UNESCO candidate from Egypt says ready to visit Israel

The election for the next Director General of UNESCO will take place next year. The position of Director General is always important for an organization in the United Nations system, but the Director General of UNESCO was given especially great authority (at the behest of the United States) when the organization was created. The next Director General will, it is hoped, continue the reforms initiated by D.G. Matsuura, but will also provide a charismatic and informed leadership as the organization moves to confront new challenges in international education, science, culture and communications.

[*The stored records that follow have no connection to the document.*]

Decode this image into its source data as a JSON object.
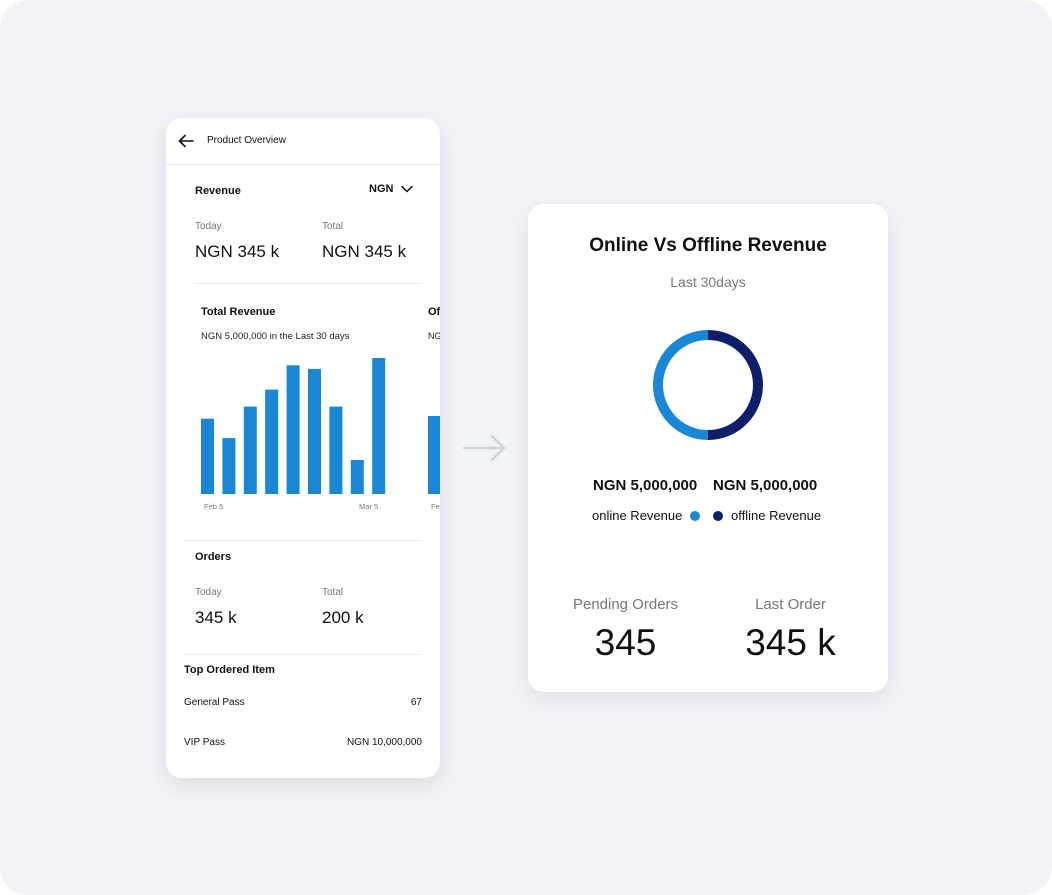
{
  "phone": {
    "title": "Product Overview",
    "revenue": {
      "label": "Revenue",
      "currency": "NGN",
      "today_label": "Today",
      "today_value": "NGN 345 k",
      "total_label": "Total",
      "total_value": "NGN 345 k"
    },
    "total_revenue": {
      "title": "Total Revenue",
      "subtitle": "NGN 5,000,000  in the Last 30 days",
      "next_title_clip": "Of",
      "next_sub_clip": "NG",
      "next_tick_clip": "Fe"
    },
    "orders": {
      "label": "Orders",
      "today_label": "Today",
      "today_value": "345 k",
      "total_label": "Total",
      "total_value": "200 k"
    },
    "top_ordered": {
      "label": "Top Ordered Item",
      "items": [
        {
          "name": "General Pass",
          "value": "67"
        },
        {
          "name": "VIP Pass",
          "value": "NGN 10,000,000"
        }
      ]
    }
  },
  "summary": {
    "title": "Online Vs Offline Revenue",
    "subtitle": "Last 30days",
    "online_amount": "NGN 5,000,000",
    "offline_amount": "NGN 5,000,000",
    "online_label": "online Revenue",
    "offline_label": "offline Revenue",
    "pending_label": "Pending Orders",
    "pending_value": "345",
    "last_label": "Last Order",
    "last_value": "345 k"
  },
  "icons": {
    "back": "arrow-left-icon",
    "currency_dropdown": "chevron-down-icon",
    "flow_arrow": "arrow-right-icon"
  },
  "colors": {
    "bar": "#1a87d6",
    "online": "#1a87d6",
    "offline": "#0d1f6b",
    "background": "#f2f3f7"
  },
  "chart_data": [
    {
      "type": "bar",
      "title": "Total Revenue",
      "categories": [
        "Feb 5",
        "",
        "",
        "",
        "",
        "",
        "",
        "",
        "Mar 5"
      ],
      "values": [
        62,
        46,
        72,
        86,
        106,
        103,
        72,
        28,
        112
      ],
      "x_tick_labels": [
        "Feb 5",
        "Mar 5"
      ],
      "ylim": [
        0,
        112
      ],
      "grid": false
    },
    {
      "type": "pie",
      "title": "Online Vs Offline Revenue",
      "labels": [
        "online Revenue",
        "offline Revenue"
      ],
      "values": [
        5000000,
        5000000
      ],
      "donut": true
    }
  ]
}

The change in administration in the United States in 2009 will mean that new U.S. leadership wil be asked to act quickly to seek to assure that the new Director General is acceptable to United States interests.

Since there is an informal consensus among member nations that the position should rotate from region to region it seems likely that the next Director General will be elected from an Islamic nation, and the Egyptian Minister of Culture, Faruq Hosni, has been seen as a strong candidate. Minister Faruq is walking a fine line to satisfy the more radical constituents in his own and other Arab nations but also to demonstrate he is sufficiently moderate to suit the rest of the world.

He recently stated in an interview with an Israeli reporter that he would be willing to visit Israel:

"If you invite me, if you send me an invitation, I will come," he told Israel's mass-circulation newspaper Yediot Aharonot.

But Hosni warned that such a visit should be "carefully prepared, up to the last detail," because of the outcry it would create in Egypt.